Jeden z architektów napaści na Irak – Tony Blair nadal zajmuje się „zmienianiem świata arabskiego na lepsze”. Po odejściu z czynnej polityki zajmuje się doradzaniem królowi Arabii Saudyjskiej.
Jak podał „Sunday Telegraph”, rząd ultrakonserwatywnej monarchii znad Zatoki zawarł z Tony Blair Institute for Global Change porozumienie warte 11,8 mln dolarów. Za tę „niewygórowaną” kwotę Brytyjczyk ma wspierać następcę tronu Arabii Saudyjskiej, faktycznie już nią rządzącego księcia Muhammada ibn Salmana, przy opracowywaniu i wdrażaniu programu reform nazywanego Wizją 2030. Program obejmuje dywersyfikację gospodarczą, by królestwo nie opierało się wyłącznie na dochodach z ropy naftowej, ale i ocieplanie wizerunku Saudów poprzez wdrażanie powierzchownych reform obyczajowych. Najgłośniejszą z nich było cofnięcie zakazu prowadzenia samochodów przez kobiety, czemu towarzyszyło zresztą, żeby kobiety nie zaczęły sobie wyobrażać zbyt wiele, aresztowanie całej grupy aktywistek i aktywistów od lat walczących o znacznie szerszy zakres swobód dla obywatelek.
Według informacji „Sunday Telegraph” faktyczne wynagrodzenie, jakie otrzymał instytut pseudolewicowego polityka, jest jeszcze wyższe. Tylko w styczniu tego roku organizacja otrzymała 10 mln dolarów za prace wykonywane przez pracowników instytutu na miejscu w Arabii Saudyjskiej. Oficjalnie wynagrodzenie wypłaciła im spółka Media Investment zarejestrowana na wyspie Guernsey.

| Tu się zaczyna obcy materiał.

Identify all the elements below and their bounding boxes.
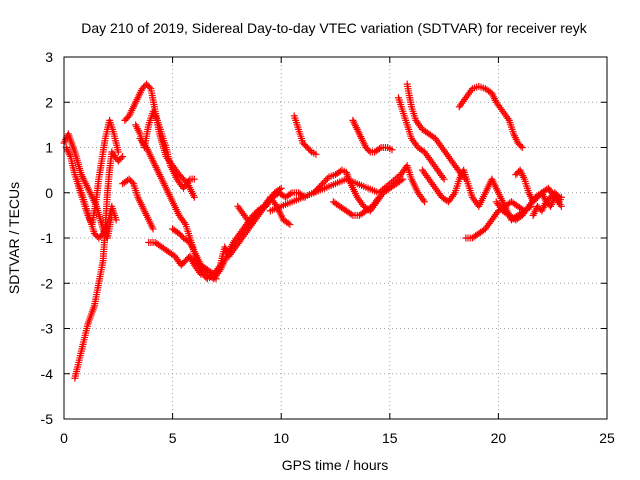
series-track-21 [455, 82, 526, 151]
data-point [190, 175, 198, 183]
axis-ticks: 0 5 10 15 20 25 -5 -4 -3 -2 -1 0 1 2 3 [41, 49, 615, 446]
x-tick-label: 5 [169, 430, 177, 446]
data-point [375, 145, 383, 153]
data-point [114, 148, 122, 156]
y-tick-label: -2 [41, 275, 54, 291]
data-point [119, 153, 127, 161]
data-point [276, 185, 284, 193]
series-track-13 [290, 112, 320, 158]
data-point [517, 142, 525, 150]
grid-lines [64, 57, 607, 419]
data-point [190, 193, 198, 201]
x-tick-label: 15 [382, 430, 398, 446]
y-tick-label: -5 [41, 411, 54, 427]
y-tick-label: -1 [41, 230, 54, 246]
series-track-16 [329, 193, 383, 219]
series-track-17 [349, 116, 396, 156]
data-point [318, 180, 326, 188]
series-track-9 [145, 239, 205, 278]
data-point [320, 178, 328, 186]
x-axis-label: GPS time / hours [282, 457, 389, 473]
data-point [365, 147, 373, 155]
series-track-12 [234, 193, 294, 228]
data-point [197, 270, 205, 278]
series-track-19 [403, 80, 470, 183]
data-point [284, 219, 292, 227]
series-track-25 [529, 193, 565, 219]
data-point [286, 190, 294, 198]
data-point [375, 193, 383, 201]
y-tick-label: -4 [41, 366, 54, 382]
x-tick-label: 10 [273, 430, 289, 446]
x-tick-label: 20 [491, 430, 507, 446]
series-track-18 [394, 94, 448, 183]
data-point [399, 175, 407, 183]
data-point [312, 150, 320, 158]
data-point [518, 144, 526, 151]
series-track-7 [132, 107, 198, 192]
data-point [317, 181, 325, 189]
data-point [347, 210, 355, 218]
data-point [440, 175, 448, 183]
data-point [112, 216, 120, 224]
data-point [277, 184, 285, 192]
data-point [397, 176, 405, 184]
data-point [322, 176, 330, 184]
data-point [388, 146, 396, 154]
data-point [557, 193, 565, 201]
data-point [421, 198, 429, 206]
x-tick-label: 0 [60, 430, 68, 446]
y-tick-label: 3 [45, 49, 53, 65]
data-points [60, 80, 565, 382]
y-tick-label: -3 [41, 321, 54, 337]
y-axis-label: SDTVAR / TECUs [6, 182, 22, 294]
series-track-4 [73, 175, 120, 242]
data-point [145, 83, 153, 91]
plot-frame [63, 56, 608, 420]
y-tick-label: 0 [45, 185, 53, 201]
y-tick-label: 2 [45, 94, 53, 110]
y-tick-label: 1 [45, 140, 53, 156]
data-point [117, 154, 125, 162]
data-point [128, 178, 136, 186]
data-point [306, 147, 314, 155]
series-track-5 [119, 175, 157, 233]
data-point [149, 225, 157, 233]
chart-title: Day 210 of 2019, Sidereal Day-to-day VTE… [81, 20, 587, 36]
x-tick-label: 25 [599, 430, 615, 446]
data-point [323, 175, 331, 183]
series-track-14 [266, 162, 429, 215]
data-point [286, 220, 294, 228]
data-point [557, 202, 565, 210]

Na stronie instytutu Blaira, pełnej zaklęć o sprzyjaniu rozwojowi, pracy na rzecz pokoju i obronie liberalnego porządku świata próżno szukać informacji o doradzaniu Saudom. Biuro instytutu w rozmowie z Middle East Eye stwierdziło, że nie ma obowiązku podawać tego faktu do wiadomości publicznej, chociaż przyznało, że doradztwo przy opracowywaniu programu reform w istocie ma miejscu. Za to w marcu tego roku czytelnicy strony mogli przeczytać tekst przygotowany na przyjazd księcia Muhammada ibn Salmana do Londynu, pełen zachwytów nad jego osobą. Saudyjski przywódca został przedstawiony m.in. jako człowiek doskonale rozumiejący potrzebę walki z ekstremizmem i terroryzmem, a jego kraj jako państwo, od którego Brytyjczycy mogliby uczyć się strategii takiej walki. Zabrakło tylko dopowiedzenia, że współpraca Londynu z Ar-Rijadem w istocie kwitnie od dawna. Mordercza wojna, jaką Saudowie prowadzą w Jemenie, nie byłaby tak pełna „sukcesów” w bombardowaniu cywilów, gdyby nie uzbrojenie nabywane od brytyjskich firm.